Mini-Midterm, September 30, 2002
Part I: Circle T for true or F for false. For each question that you mark false, give a counterexample. Don=t write anything after a question if you circle T. (10 minutes; 30 points)
T F 1. Every rationally persuasive argument is sound.
False. One might mistakenly believe that it is sufficient for a contract to be binding that the parties be competent and sign voluntarily and on the basis of this false premise (which one believes mistakenly to be true) that surrogate motherhood contracts should be legally binding. Rational persuasion may be mistaken.
T F 2. If an argument is unsound, then its conclusion is false.
False. Example of an unsound argument with a true conclusion: All professors are male. Dan Hausman is a professor. Therefore Dan Hausman is male.
T F 3. If an argument is sound, then it is valid.
True. By definition and argument is sound if and only if it is valid and all its premises are true.
T F 4. If the premises of an argument are false, then the argument is invalid.
False. Example: All women are six foot tall. Dan Hausman is a woman. Therefore Dan Hausman is six foot tall. Valid but both the premises are false. In the example in 2 the argument is valid, and one of its premises is false.
T F 5. If the conclusion of an argument is false, then the argument is unsound.

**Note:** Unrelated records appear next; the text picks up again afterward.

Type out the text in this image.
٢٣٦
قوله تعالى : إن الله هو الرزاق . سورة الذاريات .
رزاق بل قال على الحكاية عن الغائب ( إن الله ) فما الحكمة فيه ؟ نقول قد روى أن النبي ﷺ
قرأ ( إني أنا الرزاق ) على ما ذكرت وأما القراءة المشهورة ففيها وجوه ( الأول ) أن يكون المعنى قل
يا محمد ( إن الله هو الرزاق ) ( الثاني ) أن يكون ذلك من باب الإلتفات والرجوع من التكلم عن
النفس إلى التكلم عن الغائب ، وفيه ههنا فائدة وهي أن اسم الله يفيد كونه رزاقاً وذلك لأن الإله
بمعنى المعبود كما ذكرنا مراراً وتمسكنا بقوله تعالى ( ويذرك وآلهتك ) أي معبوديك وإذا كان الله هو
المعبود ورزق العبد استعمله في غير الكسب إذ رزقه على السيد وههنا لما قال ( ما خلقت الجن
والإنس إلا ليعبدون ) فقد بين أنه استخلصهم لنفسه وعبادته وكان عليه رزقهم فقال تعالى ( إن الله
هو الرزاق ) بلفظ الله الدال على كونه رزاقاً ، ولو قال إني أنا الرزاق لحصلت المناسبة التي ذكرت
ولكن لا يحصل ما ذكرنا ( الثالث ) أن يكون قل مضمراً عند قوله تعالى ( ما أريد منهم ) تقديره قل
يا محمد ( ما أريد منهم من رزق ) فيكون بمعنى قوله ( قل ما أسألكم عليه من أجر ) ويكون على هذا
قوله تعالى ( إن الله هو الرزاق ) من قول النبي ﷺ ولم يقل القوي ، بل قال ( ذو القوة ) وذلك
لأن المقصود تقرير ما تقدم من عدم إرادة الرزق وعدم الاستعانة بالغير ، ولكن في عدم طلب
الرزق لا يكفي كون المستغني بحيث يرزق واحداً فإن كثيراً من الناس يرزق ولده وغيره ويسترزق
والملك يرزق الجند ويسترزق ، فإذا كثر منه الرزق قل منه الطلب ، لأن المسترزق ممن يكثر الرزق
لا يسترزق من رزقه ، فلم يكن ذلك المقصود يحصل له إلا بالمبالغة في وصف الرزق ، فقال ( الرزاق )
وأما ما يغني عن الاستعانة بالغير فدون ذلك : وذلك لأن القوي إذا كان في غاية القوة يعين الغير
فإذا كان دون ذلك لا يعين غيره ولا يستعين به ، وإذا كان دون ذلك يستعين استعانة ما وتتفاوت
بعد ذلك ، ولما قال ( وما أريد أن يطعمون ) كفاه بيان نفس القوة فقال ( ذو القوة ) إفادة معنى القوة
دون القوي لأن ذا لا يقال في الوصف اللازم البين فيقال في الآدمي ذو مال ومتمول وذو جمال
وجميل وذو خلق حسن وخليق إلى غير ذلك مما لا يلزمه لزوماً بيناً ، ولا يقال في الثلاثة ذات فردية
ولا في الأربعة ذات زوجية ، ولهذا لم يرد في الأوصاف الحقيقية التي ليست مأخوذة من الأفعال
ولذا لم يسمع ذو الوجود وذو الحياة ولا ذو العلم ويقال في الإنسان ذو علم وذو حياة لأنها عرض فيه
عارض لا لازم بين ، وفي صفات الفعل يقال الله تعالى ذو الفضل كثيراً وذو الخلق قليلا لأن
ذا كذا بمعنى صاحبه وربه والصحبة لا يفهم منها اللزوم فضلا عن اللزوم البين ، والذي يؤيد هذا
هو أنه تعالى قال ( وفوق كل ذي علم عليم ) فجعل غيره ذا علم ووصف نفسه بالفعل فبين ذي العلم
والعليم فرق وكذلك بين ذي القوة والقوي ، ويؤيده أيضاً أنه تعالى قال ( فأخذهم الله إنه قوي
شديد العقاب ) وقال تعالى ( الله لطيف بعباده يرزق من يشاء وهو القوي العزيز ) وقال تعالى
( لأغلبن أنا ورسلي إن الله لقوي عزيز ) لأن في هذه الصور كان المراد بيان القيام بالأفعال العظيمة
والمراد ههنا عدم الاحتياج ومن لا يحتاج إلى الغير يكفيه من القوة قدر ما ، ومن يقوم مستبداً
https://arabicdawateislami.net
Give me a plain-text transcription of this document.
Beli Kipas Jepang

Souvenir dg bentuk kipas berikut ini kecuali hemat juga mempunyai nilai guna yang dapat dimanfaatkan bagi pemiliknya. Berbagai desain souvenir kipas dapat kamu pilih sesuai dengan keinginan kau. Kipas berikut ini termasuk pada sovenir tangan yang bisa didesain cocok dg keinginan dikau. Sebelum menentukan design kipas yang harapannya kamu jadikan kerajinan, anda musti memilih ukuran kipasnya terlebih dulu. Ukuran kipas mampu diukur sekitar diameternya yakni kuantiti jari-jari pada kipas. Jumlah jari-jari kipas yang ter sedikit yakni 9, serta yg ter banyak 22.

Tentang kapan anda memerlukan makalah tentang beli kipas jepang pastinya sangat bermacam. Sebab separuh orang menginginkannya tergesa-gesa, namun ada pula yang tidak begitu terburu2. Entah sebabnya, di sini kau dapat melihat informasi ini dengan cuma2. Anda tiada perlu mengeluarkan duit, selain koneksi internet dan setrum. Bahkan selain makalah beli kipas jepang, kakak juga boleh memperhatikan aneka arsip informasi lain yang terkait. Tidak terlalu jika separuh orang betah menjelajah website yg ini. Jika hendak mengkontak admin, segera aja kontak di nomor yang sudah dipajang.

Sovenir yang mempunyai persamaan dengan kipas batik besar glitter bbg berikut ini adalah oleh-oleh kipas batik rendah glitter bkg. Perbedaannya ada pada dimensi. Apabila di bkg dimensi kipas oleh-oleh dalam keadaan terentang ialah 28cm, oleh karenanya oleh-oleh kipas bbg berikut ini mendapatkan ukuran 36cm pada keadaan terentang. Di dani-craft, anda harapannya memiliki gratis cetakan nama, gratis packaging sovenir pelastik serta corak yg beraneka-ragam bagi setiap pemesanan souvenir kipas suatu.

True. In a sound argument the premises are true and the conclusion follows as a matter of logic from the premises, so the conclusion must be true, too.
Part II (to be written in blue book): 30 minutes (15 minutes each); 70 points (35 points each)
1. Someone might object that I should not have asked you to read the court decisions by Judge Sorkow and by the New Jersey Supreme Court, because those decisions concern legal questions rather than moral questions. Explain this objection and discuss how these court decisions can be relevant to the moral questions with which this course is concerned.
The short answer is that law has been influenced by morality and that in making legal decisions judges are influenced by moral commitments and arguments. For example, the NJ Supreme Court found that surrogate motherhood contracts should not be enforceable because they conflicted with laws against paying for surrender of rearing rights. That doesn't establish that as a matter of morality, surrogate motherhood contracts should not be enforceable, because one cannot take for granted that the law prohibiting paid transfer of rearing rights is defensible. But the opinion does point one toward a possible moral argument relying on the premise that paid surrender of rearing rights should not (as a matter of morality) be permitted.
2. Give an example of a contract that almost everyone would agree should not be legally enforceable, even though it does not call on the parties to do anything that violates any legal or moral rights or duties and even though it is signed voluntarily by competent individuals. What relevance does your example have to the question of whether surrogate motherhood contracts should be legally binding?
The easy answer would be in terms of inalienable rights. You could, for example, give the example of date contracts. The question then is whether enforcing surrogate motherhood contracts violates any inalienable rights. In particular, one is driven to ask whether a woman's parental rights to her newborn are inalienable.